Uig tends to be seen as less a part of Skye than a stepping stone en route to the Western Isles. It is from here that you catch the ferry to Lochmaddy on North Uist and Tarbert on Harris. But while the life of Uig does rotate around the ferry terminus, there's a lot more here besides which, coupled with its spectacular setting, makes Uig well worth a visit in its own right.
Uig is strung out around the wonderful south-west facing amphitheatre of Uig Bay. It is the largest settlement on Trotternish, the most northerly of the collection of peninsulas that come together to form the Isle of Skye. A road was built to Uig from Portree in 1812, and by 1840 a pier had been built and steamers were providing regular services to Tarbert on Harris, Lochmaddy on North Uist, and elsewhere in North West Scotland.

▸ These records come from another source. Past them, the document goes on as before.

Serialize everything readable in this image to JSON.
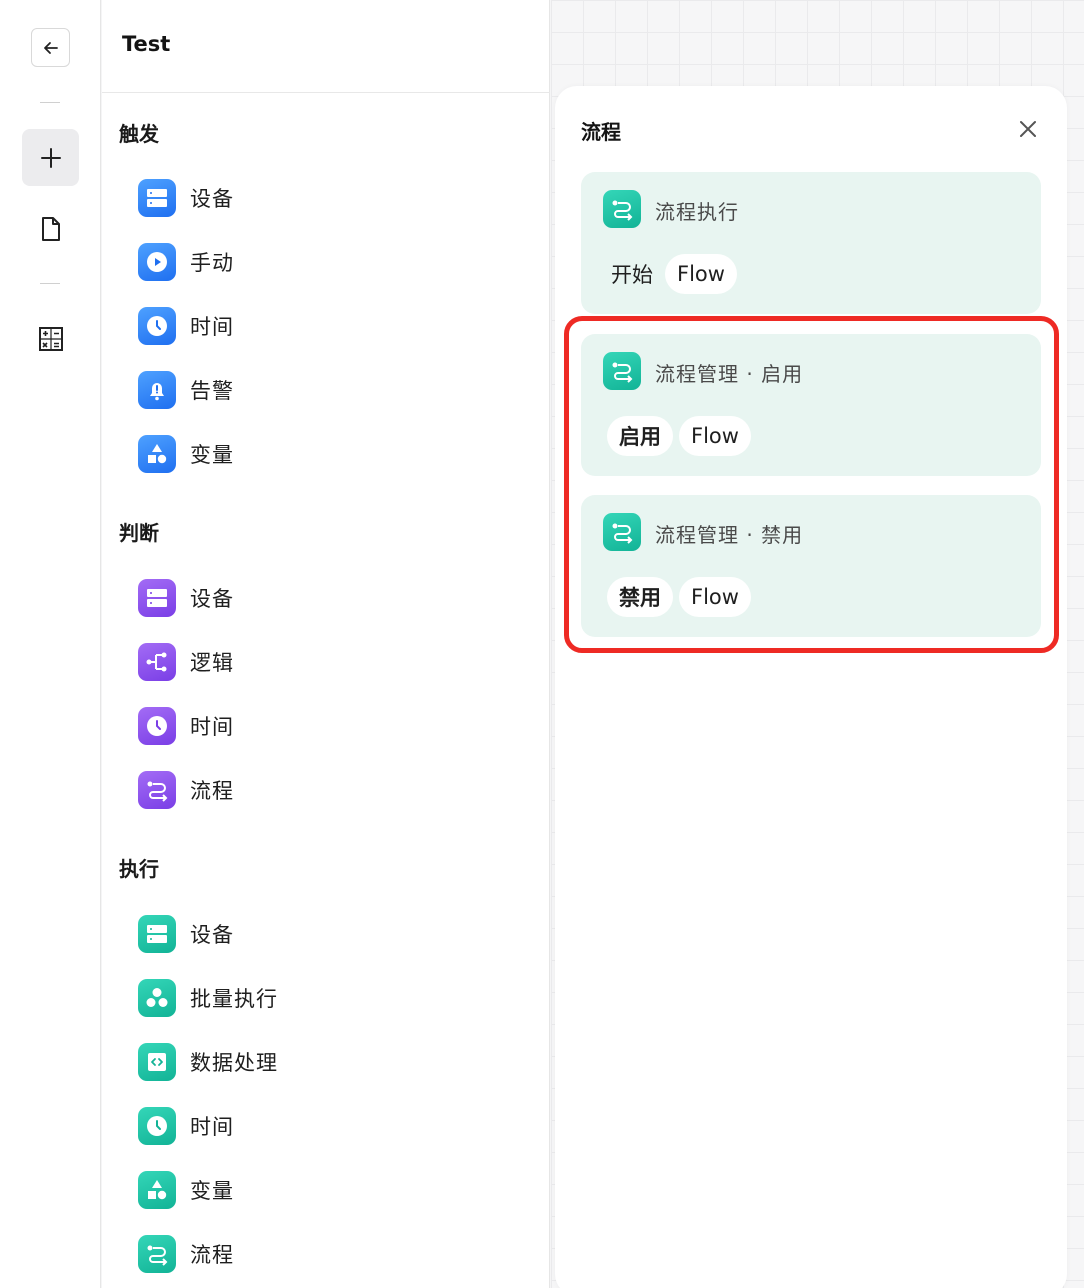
{
  "palette": {
    "title": "Test",
    "sections": [
      {
        "title": "触发",
        "items": [
          {
            "label": "设备",
            "icon": "server-icon"
          },
          {
            "label": "手动",
            "icon": "play-icon"
          },
          {
            "label": "时间",
            "icon": "clock-icon"
          },
          {
            "label": "告警",
            "icon": "alarm-bell-icon"
          },
          {
            "label": "变量",
            "icon": "shapes-icon"
          }
        ]
      },
      {
        "title": "判断",
        "items": [
          {
            "label": "设备",
            "icon": "server-icon"
          },
          {
            "label": "逻辑",
            "icon": "branch-icon"
          },
          {
            "label": "时间",
            "icon": "clock-icon"
          },
          {
            "label": "流程",
            "icon": "flow-icon"
          }
        ]
      },
      {
        "title": "执行",
        "items": [
          {
            "label": "设备",
            "icon": "server-icon"
          },
          {
            "label": "批量执行",
            "icon": "batch-icon"
          },
          {
            "label": "数据处理",
            "icon": "code-icon"
          },
          {
            "label": "时间",
            "icon": "clock-icon"
          },
          {
            "label": "变量",
            "icon": "shapes-icon"
          },
          {
            "label": "流程",
            "icon": "flow-icon"
          }
        ]
      }
    ]
  },
  "drawer": {
    "title": "流程",
    "cards": [
      {
        "title": "流程执行",
        "chips": [
          "开始",
          "Flow"
        ]
      },
      {
        "title": "流程管理 · 启用",
        "chips": [
          "启用",
          "Flow"
        ]
      },
      {
        "title": "流程管理 · 禁用",
        "chips": [
          "禁用",
          "Flow"
        ]
      }
    ]
  },
  "colors": {
    "trigger": "#2f86ff",
    "condition": "#8b50ee",
    "action": "#1cc4a5",
    "card_bg": "#e8f5f1",
    "highlight": "#ee2a24"
  }
}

The steamers were replaced by a car ferry in 1963, and the terminus you can see on the north side of Uig Bay was built. Today the service is operated by the MV Hebrides. The long pier projecting into the bay to serve the ferry is also used as a base for local fishing vessels.

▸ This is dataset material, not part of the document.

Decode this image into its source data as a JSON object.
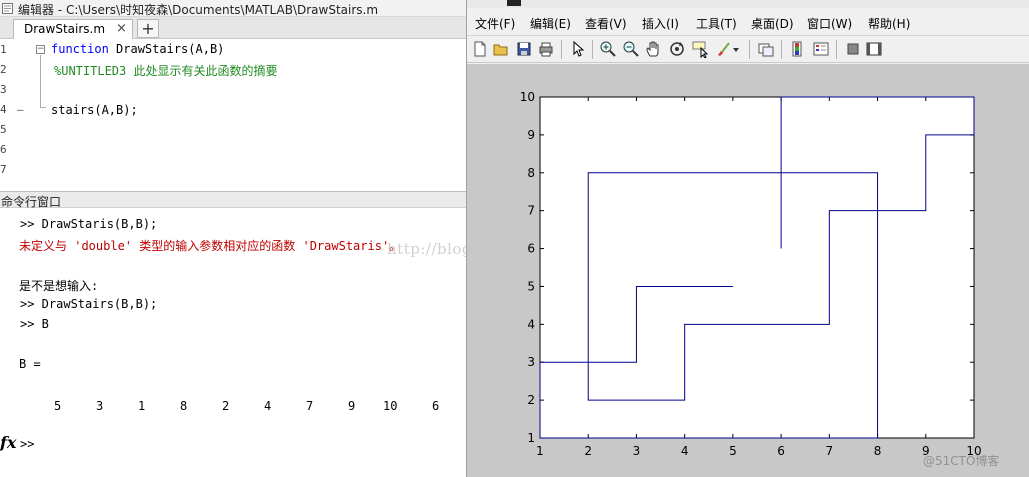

A stroll along the pier is an enjoyable way to see Uig from a different point of view (see the image at the foot of the page). Be warned, though, that it can be a very busy place when the ferry is loading or unloading. And even at other times, large refrigerated lorries waiting to take prawns and crabs direct to markets to France and Spain are a common sight.
The terminus and its associated buildings provides the main focus for Uig. The rest of the village can been summarised as two pubs, two shops, two churches, two pubs, a hotel, a brewery, a pottery and a petrol station that doubles as a cafe. You will also find a range of available accommodation, including a camp site.

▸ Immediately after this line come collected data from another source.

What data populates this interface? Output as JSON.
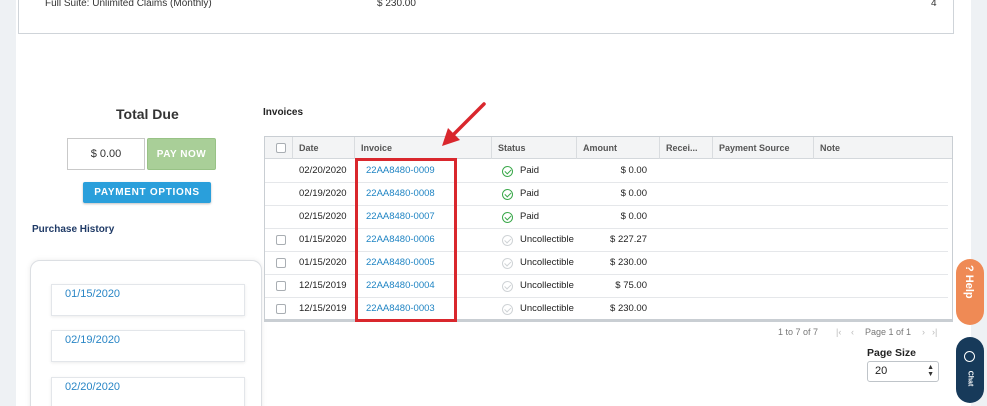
{
  "top_row": {
    "product": "Full Suite: Unlimited Claims (Monthly)",
    "price": "$ 230.00",
    "qty": "4"
  },
  "total_due": {
    "label": "Total Due",
    "amount": "$ 0.00",
    "pay_now_label": "PAY NOW",
    "payment_options_label": "PAYMENT OPTIONS"
  },
  "purchase_history": {
    "title": "Purchase History",
    "items": [
      "01/15/2020",
      "02/19/2020",
      "02/20/2020"
    ]
  },
  "invoices": {
    "title": "Invoices",
    "columns": [
      "Date",
      "Invoice",
      "Status",
      "Amount",
      "Recei...",
      "Payment Source",
      "Note"
    ],
    "rows": [
      {
        "date": "02/20/2020",
        "invoice": "22AA8480-0009",
        "status": "Paid",
        "amount": "$ 0.00",
        "selectable": false
      },
      {
        "date": "02/19/2020",
        "invoice": "22AA8480-0008",
        "status": "Paid",
        "amount": "$ 0.00",
        "selectable": false
      },
      {
        "date": "02/15/2020",
        "invoice": "22AA8480-0007",
        "status": "Paid",
        "amount": "$ 0.00",
        "selectable": false
      },
      {
        "date": "01/15/2020",
        "invoice": "22AA8480-0006",
        "status": "Uncollectible",
        "amount": "$ 227.27",
        "selectable": true
      },
      {
        "date": "01/15/2020",
        "invoice": "22AA8480-0005",
        "status": "Uncollectible",
        "amount": "$ 230.00",
        "selectable": true
      },
      {
        "date": "12/15/2019",
        "invoice": "22AA8480-0004",
        "status": "Uncollectible",
        "amount": "$ 75.00",
        "selectable": true
      },
      {
        "date": "12/15/2019",
        "invoice": "22AA8480-0003",
        "status": "Uncollectible",
        "amount": "$ 230.00",
        "selectable": true
      }
    ]
  },
  "pager": {
    "range": "1 to 7 of 7",
    "page": "Page 1 of 1"
  },
  "page_size": {
    "label": "Page Size",
    "value": "20"
  },
  "widgets": {
    "help_label": "? Help",
    "chat_label": "Chat"
  },
  "colors": {
    "accent": "#2a9fdb",
    "link": "#1f84c3",
    "pay_now": "#a9cf98",
    "highlight": "#d9272d",
    "help": "#ef8a55",
    "chat": "#173a5a"
  }
}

Two businesses are well worth a visit. The Uig Pottery offers a range of high quality pottery which is produced in their premises near the pier, where you can see it being made: its location is advertised by a sign on a yacht on a trailer! The Skye Brewery sells its own superb real ales from the brewery shop here. We recommend their "Red Cuillin" as one of the best medium bitters you are likely to find anywhere.
Further around Uig Bay you come to the very appealing Ferry Inn, one of the pubs mentioned above, which does evening meals, complete, as its sign says, with accommodation. On the south side of the bay the road climbs up past the very striking white-painted Uig Hotel, next to the equally striking (and equally white-painted) church. The Uig Hotel is probably the best place in Uig for an excellent lunch. There is also a Youth Hostel on this side of the village.
Some of the best views of Uig are to be had from the road south as it climbs out of the bay. From here you can look out over the harbour and the higher ground to the north. Close by is Captain Fraser's Folly. This circular tower is vaguely castle-like but turns out to be a folly, built as you'll have guessed from the name by the laird of the day, Captain Fraser: and it dates from the 1890s. It is on private land and not open to the public.